Del rocío del otoño a las tormentas del verano, repasamos el calendario 'secreto' de una tierra que explica su meteorología sobre el paisaje.
En Soria, la meteorología deja de ser ciencia al posarse sobre los chopos. Se queda atrapada en los valles, se congela en las cumbres, levanta el polvo de los páramos, dibuja barreras de nubes sobre las sierras y, algunas noches excepcionales, enciende el cielo con luces que llegan desde mucho más allá de la atmósfera.
Quizá por eso Antonio Machado encontró aquí una materia poética que no necesitaba demasiadas explicaciones. “Todo se mueve, fluye, discurre, corre o gira; cambian la mar y el monte y el ojo que los mira”, escribió el poeta en ‘A orillas del Duero’.
La meteorología cambia de forma al paisaje y el paisaje forma parte de la vida. En ‘Campos de Castilla’, el poeta sevillano convirtió la nieve, el viento, las tormentas o el rocío en elementos de una geografía sentimental que, más de un siglo después, la ciencia permite interpretar con bastante precisión.
El observatorio meteorológico de Soria se creó en 1865. Aquellos cuadernos de observación han permitido reconstruir cómo era el tiempo durante los años sorianos de Machado. Manuel Antonio Mora García, delegado territorial de AEMET en Castilla y León, ha comprobado cómo muchas de las imágenes meteorológicas de ‘Campos de Castilla’ tienen una correspondencia extraordinariamente precisa con los fenómenos atmosféricos que se producen en la provincia.

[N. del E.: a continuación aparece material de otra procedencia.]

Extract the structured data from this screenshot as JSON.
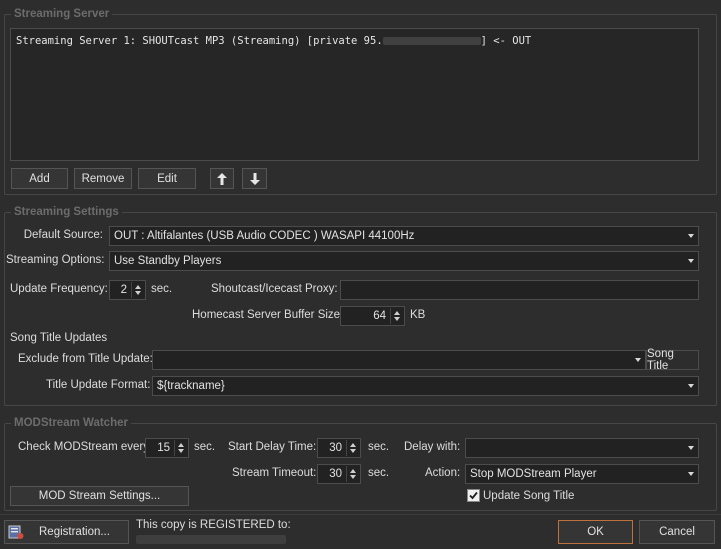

La ciudad de Soria está a 1.063 metros de altitud sobre el nivel del mar, pero hay pueblos, como Beratón, que superan los 1.300. La posición interior de la provincia, la distancia al mar y una orografía marcada por sierras, valles y altiplanos favorecen grandes contrastes térmicos. La normal climática de la estación de Soria registra una temperatura media anual de 11 ºC, con medias de 11,6 ºC en octubre y apenas 6,7 ºC en noviembre. La precipitación media aumenta precisamente al entrar el otoño: 55 milímetros en octubre y 50 en noviembre, frente a los 33 de septiembre.
El calendario meteorológico soriano empieza, por tanto, a hablarnos en el otoño que estrenaremos en unos días.
Hay un momento en septiembre en que todavía parece verano, pero el paisaje ya sabe que no lo es. Las noches se alargan, el suelo pierde calor con mayor rapidez y las temperaturas mínimas comienzan a descender. Ya lo estamos notando. En octubre, la media de la mínima diaria en Soria es de 5,8 ºC; en noviembre baja hasta 1,9 ºC.
Y el primer mensaje que el medio natural nos susurra en otoño llega en forma de rocío. Machado citó el fenómeno en ‘Amanecer de otoño’: “Está la tierra mojada / por las gotas del rocío”.
El rocío es un fenómeno perfectamente explicable: durante noches despejadas y con poco viento, las superficies pierden calor mediante radiación y pueden enfriarse hasta alcanzar eso que se conoce como temperatura de rocío. Llegado a ese punto, el vapor de agua próximo a ellas se condensa en pequeñas gotas.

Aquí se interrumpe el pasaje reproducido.